‘Innovation does not occur without failure’: What happens when innovation and procurement come together?
Procurement is uniquely placed across departments, meaning the function could be a centre for learning within organisations. Proxima explains how procurement and innovation intersect.
Businesses are beginning to leverage Procurement to contribute to their front line objectives – is now the time for a rethink? As a function that most departments use, but do not fully understand, it is paramount that Procurement proactively bring greater value to the table. But how do we achieve this?
Across many private and public sector organisations you will find Procurement Centres of Excellence. Indeed, Procurement is in a unique position and their exposure spans across the entire workforce, from CEO to frontline staff. This means that, as a function, Procurement is ideally placed to act as a ‘boundary spanner’, learning lessons from other departments and offering an array of tools to enable cross-functional learning. However, more often than not, Procurement is perceived to be a tick box exercise, the regulatory ‘police’, where businesses come to understand what is required of them. So how do we reposition our Centres of Excellence as ‘boundary spanners’?
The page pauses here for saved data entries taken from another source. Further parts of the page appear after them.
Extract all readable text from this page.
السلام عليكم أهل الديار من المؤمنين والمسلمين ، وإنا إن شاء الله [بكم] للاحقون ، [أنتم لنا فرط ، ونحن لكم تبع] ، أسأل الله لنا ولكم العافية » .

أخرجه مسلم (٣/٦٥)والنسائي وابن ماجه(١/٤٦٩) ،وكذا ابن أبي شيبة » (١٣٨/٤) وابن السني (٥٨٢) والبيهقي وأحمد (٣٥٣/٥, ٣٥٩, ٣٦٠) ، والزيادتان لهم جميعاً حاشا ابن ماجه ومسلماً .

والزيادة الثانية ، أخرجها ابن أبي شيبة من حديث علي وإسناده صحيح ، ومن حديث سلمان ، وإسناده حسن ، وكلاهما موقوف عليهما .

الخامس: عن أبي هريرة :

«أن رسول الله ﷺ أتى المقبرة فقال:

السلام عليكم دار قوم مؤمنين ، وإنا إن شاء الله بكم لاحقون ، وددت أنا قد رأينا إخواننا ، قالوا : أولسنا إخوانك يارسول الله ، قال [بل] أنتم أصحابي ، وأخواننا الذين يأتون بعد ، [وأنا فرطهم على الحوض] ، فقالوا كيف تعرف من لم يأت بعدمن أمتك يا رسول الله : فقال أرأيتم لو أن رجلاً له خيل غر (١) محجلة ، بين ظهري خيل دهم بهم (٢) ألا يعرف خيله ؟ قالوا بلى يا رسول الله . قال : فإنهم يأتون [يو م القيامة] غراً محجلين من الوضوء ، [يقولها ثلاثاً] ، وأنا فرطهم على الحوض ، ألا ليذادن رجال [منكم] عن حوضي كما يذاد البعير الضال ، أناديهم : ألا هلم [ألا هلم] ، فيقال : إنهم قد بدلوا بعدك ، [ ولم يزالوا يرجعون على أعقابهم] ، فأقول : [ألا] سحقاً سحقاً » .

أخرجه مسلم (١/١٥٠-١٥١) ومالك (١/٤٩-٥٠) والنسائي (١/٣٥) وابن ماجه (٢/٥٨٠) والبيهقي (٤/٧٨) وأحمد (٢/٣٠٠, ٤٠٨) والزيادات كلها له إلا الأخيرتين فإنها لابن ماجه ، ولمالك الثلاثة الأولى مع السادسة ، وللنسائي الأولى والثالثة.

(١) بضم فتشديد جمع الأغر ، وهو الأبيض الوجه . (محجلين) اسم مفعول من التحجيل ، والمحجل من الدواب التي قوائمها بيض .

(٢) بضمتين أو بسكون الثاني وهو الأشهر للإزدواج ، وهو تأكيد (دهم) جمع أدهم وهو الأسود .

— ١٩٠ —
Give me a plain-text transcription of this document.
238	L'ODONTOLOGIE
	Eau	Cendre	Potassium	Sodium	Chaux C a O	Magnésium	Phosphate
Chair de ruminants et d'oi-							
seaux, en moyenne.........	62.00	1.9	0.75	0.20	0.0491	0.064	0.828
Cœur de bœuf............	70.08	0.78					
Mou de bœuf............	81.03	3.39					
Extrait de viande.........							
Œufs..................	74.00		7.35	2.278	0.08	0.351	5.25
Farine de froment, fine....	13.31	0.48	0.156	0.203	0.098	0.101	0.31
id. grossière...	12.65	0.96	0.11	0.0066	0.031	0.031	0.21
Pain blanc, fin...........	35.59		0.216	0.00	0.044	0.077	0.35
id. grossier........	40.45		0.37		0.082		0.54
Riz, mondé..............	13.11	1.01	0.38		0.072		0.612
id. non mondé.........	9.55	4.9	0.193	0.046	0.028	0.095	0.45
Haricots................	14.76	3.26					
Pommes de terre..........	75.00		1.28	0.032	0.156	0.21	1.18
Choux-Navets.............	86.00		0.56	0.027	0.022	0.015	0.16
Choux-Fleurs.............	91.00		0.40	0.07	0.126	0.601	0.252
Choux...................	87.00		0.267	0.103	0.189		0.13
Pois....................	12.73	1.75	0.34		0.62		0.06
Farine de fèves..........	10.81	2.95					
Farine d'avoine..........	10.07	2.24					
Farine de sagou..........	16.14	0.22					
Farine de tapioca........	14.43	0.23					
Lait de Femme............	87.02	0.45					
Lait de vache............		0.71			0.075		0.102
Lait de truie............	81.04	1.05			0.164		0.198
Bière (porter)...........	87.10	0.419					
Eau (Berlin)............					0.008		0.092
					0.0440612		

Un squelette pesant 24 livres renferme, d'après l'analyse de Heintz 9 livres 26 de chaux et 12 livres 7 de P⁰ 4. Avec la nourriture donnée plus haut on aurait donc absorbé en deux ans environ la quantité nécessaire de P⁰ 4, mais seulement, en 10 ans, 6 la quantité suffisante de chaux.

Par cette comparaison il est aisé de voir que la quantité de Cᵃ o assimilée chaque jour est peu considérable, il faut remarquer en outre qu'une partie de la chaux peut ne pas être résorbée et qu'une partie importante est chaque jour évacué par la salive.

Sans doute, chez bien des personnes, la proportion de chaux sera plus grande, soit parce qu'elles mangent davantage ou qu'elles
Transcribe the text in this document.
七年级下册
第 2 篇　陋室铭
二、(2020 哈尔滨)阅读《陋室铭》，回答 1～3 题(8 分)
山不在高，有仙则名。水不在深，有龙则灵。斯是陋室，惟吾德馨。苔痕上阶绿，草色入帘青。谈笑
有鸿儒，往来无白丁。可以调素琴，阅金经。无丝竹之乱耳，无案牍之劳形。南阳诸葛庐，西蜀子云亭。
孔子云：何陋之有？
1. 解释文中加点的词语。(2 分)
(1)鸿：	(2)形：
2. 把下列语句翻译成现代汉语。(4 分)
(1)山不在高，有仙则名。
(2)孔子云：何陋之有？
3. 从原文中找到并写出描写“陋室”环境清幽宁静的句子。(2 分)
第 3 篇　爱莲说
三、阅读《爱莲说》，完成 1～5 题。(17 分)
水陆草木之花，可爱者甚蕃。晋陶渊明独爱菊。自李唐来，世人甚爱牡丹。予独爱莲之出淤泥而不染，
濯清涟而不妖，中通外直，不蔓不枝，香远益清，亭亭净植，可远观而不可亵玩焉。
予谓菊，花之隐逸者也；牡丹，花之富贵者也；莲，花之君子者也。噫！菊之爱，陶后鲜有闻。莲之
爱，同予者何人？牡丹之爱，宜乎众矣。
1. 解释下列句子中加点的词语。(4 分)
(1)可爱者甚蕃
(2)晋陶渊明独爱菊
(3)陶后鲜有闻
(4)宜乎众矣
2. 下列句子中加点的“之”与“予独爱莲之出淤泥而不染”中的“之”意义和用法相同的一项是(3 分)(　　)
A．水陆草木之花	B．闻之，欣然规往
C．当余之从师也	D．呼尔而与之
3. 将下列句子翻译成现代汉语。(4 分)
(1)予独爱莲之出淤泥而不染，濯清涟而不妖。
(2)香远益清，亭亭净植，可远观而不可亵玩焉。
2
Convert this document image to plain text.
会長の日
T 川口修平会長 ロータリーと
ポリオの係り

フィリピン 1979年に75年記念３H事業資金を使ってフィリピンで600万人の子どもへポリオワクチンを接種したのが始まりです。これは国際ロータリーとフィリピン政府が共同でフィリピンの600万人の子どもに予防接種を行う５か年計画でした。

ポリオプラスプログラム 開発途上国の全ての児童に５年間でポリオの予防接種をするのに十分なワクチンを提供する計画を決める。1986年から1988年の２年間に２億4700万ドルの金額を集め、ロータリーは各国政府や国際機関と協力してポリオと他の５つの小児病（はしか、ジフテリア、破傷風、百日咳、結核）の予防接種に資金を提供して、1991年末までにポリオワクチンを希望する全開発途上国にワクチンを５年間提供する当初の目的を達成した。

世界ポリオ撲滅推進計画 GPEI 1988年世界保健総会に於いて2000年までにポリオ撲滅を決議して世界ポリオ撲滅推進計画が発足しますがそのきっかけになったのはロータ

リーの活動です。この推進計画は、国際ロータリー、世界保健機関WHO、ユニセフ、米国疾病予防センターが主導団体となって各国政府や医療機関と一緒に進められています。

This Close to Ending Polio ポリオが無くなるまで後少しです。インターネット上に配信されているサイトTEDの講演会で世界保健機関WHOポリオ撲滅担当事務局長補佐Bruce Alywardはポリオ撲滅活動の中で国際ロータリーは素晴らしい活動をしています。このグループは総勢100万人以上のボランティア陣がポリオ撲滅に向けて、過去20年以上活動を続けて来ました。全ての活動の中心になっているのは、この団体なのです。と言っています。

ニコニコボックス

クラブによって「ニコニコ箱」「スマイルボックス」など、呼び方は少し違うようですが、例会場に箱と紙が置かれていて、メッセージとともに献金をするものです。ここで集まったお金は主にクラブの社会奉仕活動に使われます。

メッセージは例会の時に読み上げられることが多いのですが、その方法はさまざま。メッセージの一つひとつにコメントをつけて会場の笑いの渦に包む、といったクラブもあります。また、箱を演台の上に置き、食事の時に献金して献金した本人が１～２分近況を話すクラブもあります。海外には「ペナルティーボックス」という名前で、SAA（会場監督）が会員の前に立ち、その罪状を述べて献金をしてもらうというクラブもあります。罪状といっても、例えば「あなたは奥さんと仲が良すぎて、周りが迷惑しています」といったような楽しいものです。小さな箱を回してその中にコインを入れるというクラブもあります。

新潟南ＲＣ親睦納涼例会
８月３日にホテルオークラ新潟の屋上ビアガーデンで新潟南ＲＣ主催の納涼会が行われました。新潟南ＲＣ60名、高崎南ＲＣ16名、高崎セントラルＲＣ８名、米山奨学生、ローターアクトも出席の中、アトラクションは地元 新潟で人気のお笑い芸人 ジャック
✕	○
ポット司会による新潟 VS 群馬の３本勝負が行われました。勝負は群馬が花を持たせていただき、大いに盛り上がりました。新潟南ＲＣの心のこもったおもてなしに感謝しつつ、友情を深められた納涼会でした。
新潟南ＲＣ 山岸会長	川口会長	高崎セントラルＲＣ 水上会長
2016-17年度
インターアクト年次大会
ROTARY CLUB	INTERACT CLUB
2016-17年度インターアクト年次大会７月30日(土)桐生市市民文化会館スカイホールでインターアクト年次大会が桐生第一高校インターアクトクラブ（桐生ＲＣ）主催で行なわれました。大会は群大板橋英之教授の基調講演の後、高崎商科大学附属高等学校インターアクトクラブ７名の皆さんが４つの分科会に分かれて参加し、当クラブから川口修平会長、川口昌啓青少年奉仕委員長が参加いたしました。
Maybe we should look at one of the most common buzzwords around Procurement - innovation. Yes, it is a broad term and means various things to different organisations, but many people look to Procurement to drive it. Of course, the idea that anyone can just go to a supplier and say ‘I want your proposal for innovation’ over-simplifies and devalues the whole process. Finding innovative solutions to complex problems is a structured process with a plethora of tools, frameworks and methods that can be shared across a business, from the Double Diamond to Nesta’s Innovation Spiral; you just need to know how and when to use them. So let’s take a look at what happens when Innovation and Procurement come together.
One major success that showcases the role that procurement can play in innovation is Google’s Project Loon. When the request to source a balloon costing $50,000 came to the procurement team the answer was not ‘no’, but ‘how can we make it better’? This approach meant that as Project Loon expanded in scope, from 1 to 2000 balloons, the ideal solution was already in place at a lower cost than anticipated, with a better specification. In this case the result was the innovation and not the idea.
'The idea that anyone can just go to a supplier and say ‘I want your proposal for innovation’ over-simplifies and devalues the whole process'
Innovation does not occur without failure. Google have tried to penetrate the wearable smart tech market with Google Glass; venture into social media with Google+, and; the gaming market with Google Lively. Arguably, these ideas have failed in that they have cost the company billions in R&D and loss of potential revenue. However, if Google did not develop and test new ideas they would not be the market leaders they are today. Just take a look at Blockbuster, former leader in the home movie rental sector. Blockbuster had the opportunity to buy Netflix for $50 million but turned down the offer claiming Netflix was operating in a “very small niche”. Another example to note is Verizon turning Apple away when they were offered exclusivity over the iPhone, in exchange Apple asked for a share of the consumer’s monthly subscription charge. In both of these cases, the ideas carved new markets for themselves, generated billions $ for shareholders and have become household name, and in Blockbuster’s case, left the market leader for dust.
Procurement can help bridge the gap between business departments, enable cross- functional learning and create safe environments for change. Procurement needs to ensure that specifications and contracts include the right communication channels so the right people are talking to each other. Organisations ought to recognize that failure is not actually a failure, but confirmation that the proposed solution is not the best way of approaching the problem. Once these mechanisms are in place the best people to drive it are the contract users, contract managers and suppliers. Procurement can help, it is just a question of moving away from the traditional cost-saving perception of Procurement and asking ‘how can we help’ to ensure that you have the right frameworks in place to find the best solution for the requirement.